Key figures on Amazon’s KiroRank shutdown and the broader tokenmaxxing backlash:
- Amazon: KiroRank leaderboard shut down May 29; tracked AI token usage on internal Kiro developer platform; replaced by “normalized deployments” metric measuring AI-assisted code that actually ships, according to Business Insider
- Treadwell’s message: “Please don’t use AI just for the sake of using AI. Use AI to help you solve customer problems, to help you solve business problems, to innovate,” Business Insider confirmed
- Context: Amazon targeted 80%+ weekly AI usage among developers; it is spending approximately $200 billion in 2026 capital expenditure primarily on AI and data centers, according to Fortune
- Meta: shut down Claudenomics leaderboard the same week; had tracked AI token usage across 85,000 employees and highlighted the top 250.
- Uber: COO said company found no clear link between AI spending and product delivery; had exhausted its annual Claude Code budget by April
- Microsoft: canceled Claude Code licenses across its Experiences and Devices division citing cost concerns; redirected engineers to GitHub Copilot CLI
What this signals for AI spending discipline across Big Tech
The leaderboard shutdowns are a symptom of a deeper problem that has been building since generative AI tools became standard in enterprise environments.
Token-based pricing means costs scale with usage, not outcomes.
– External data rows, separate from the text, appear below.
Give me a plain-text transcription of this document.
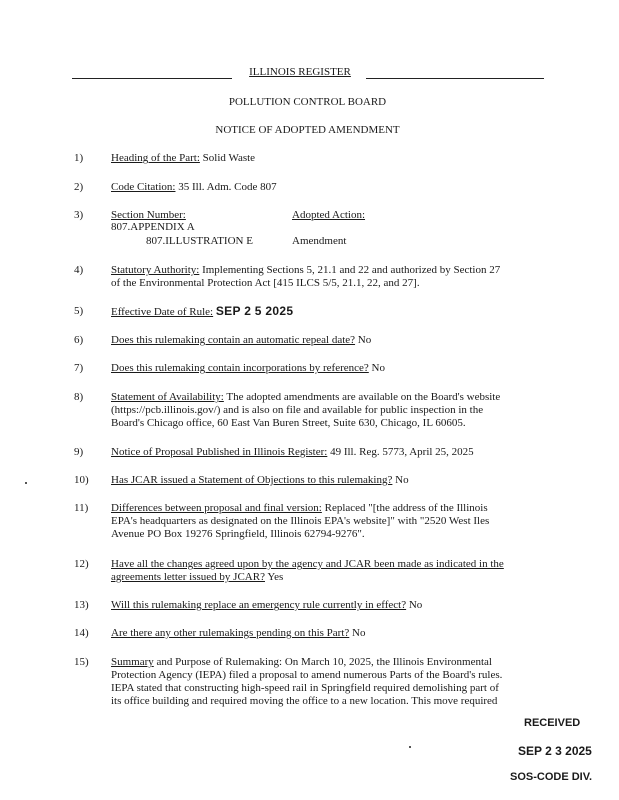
ILLINOIS REGISTER
POLLUTION CONTROL BOARD
NOTICE OF ADOPTED AMENDMENT
1)	Heading of the Part: Solid Waste
2)	Code Citation: 35 Ill. Adm. Code 807
3)	Section Number:	Adopted Action:
807.APPENDIX A
807.ILLUSTRATION E	Amendment
4)	Statutory Authority: Implementing Sections 5, 21.1 and 22 and authorized by Section 27
of the Environmental Protection Act [415 ILCS 5/5, 21.1, 22, and 27].
5)	Effective Date of Rule: SEP 2 5 2025
6)	Does this rulemaking contain an automatic repeal date? No
7)	Does this rulemaking contain incorporations by reference? No
8)	Statement of Availability: The adopted amendments are available on the Board's website
(https://pcb.illinois.gov/) and is also on file and available for public inspection in the
Board's Chicago office, 60 East Van Buren Street, Suite 630, Chicago, IL 60605.
9)	Notice of Proposal Published in Illinois Register: 49 Ill. Reg. 5773, April 25, 2025
10)	Has JCAR issued a Statement of Objections to this rulemaking? No
11)	Differences between proposal and final version: Replaced "[the address of the Illinois
EPA's headquarters as designated on the Illinois EPA's website]" with "2520 West Iles
Avenue PO Box 19276 Springfield, Illinois 62794-9276".
12)	Have all the changes agreed upon by the agency and JCAR been made as indicated in the
agreements letter issued by JCAR? Yes
13)	Will this rulemaking replace an emergency rule currently in effect? No
14)	Are there any other rulemakings pending on this Part? No
15)	Summary and Purpose of Rulemaking: On March 10, 2025, the Illinois Environmental
Protection Agency (IEPA) filed a proposal to amend numerous Parts of the Board's rules.
IEPA stated that constructing high-speed rail in Springfield required demolishing part of
its office building and required moving the office to a new location. This move required
RECEIVED
SEP 2 3 2025
SOS-CODE DIV.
When companies incentivized usage without measuring results, they created a system where inflating numbers was rational for individuals but destructive for budgets.
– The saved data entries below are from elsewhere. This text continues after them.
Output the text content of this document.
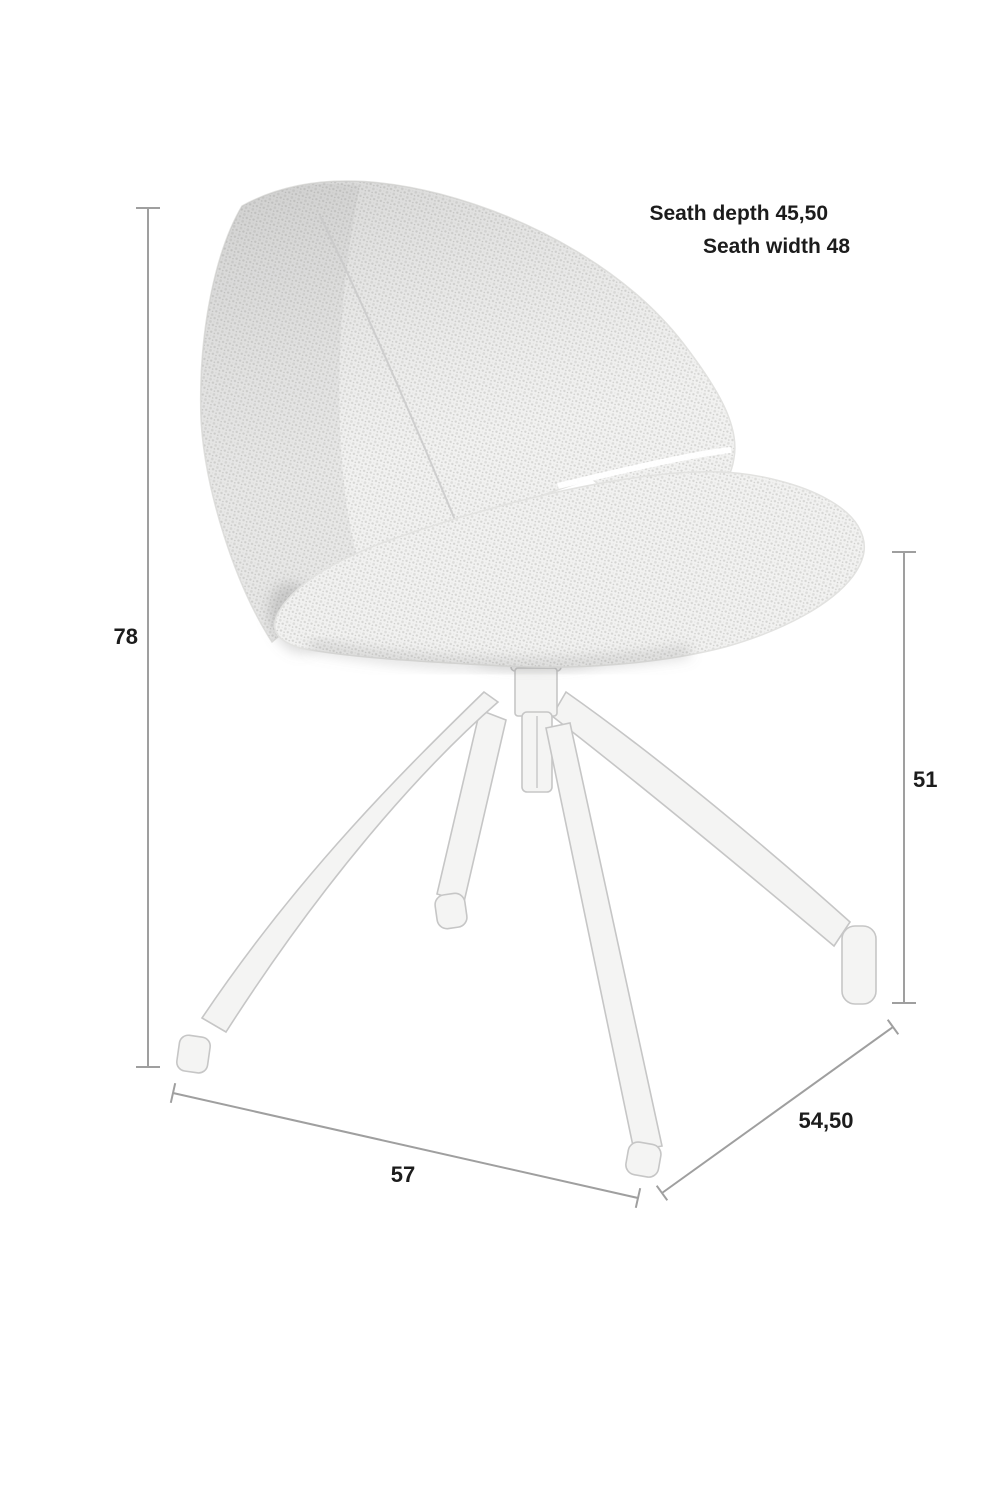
78
51
57
54,50
Seath depth 45,50
Seath width 48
The shift toward outcome-based metrics is a necessary correction. Amazon’s “normalized deployments” framework, code that ships rather than tokens consumed, is the kind of accountability layer that should have been in place from the start. The fact that it is arriving now, after billions in AI infrastructure spending, is the more revealing signal.
For investors watching Big Tech AI spending commitments, the message is nuanced. Amazon is not stepping back from AI. Its $200 billion 2026 capital expenditure commitment is intact.
But the internal discipline it is now applying suggests the next phase of the enterprise AI story will be defined less by adoption headlines and more by who can show returns on the infrastructure they have already built.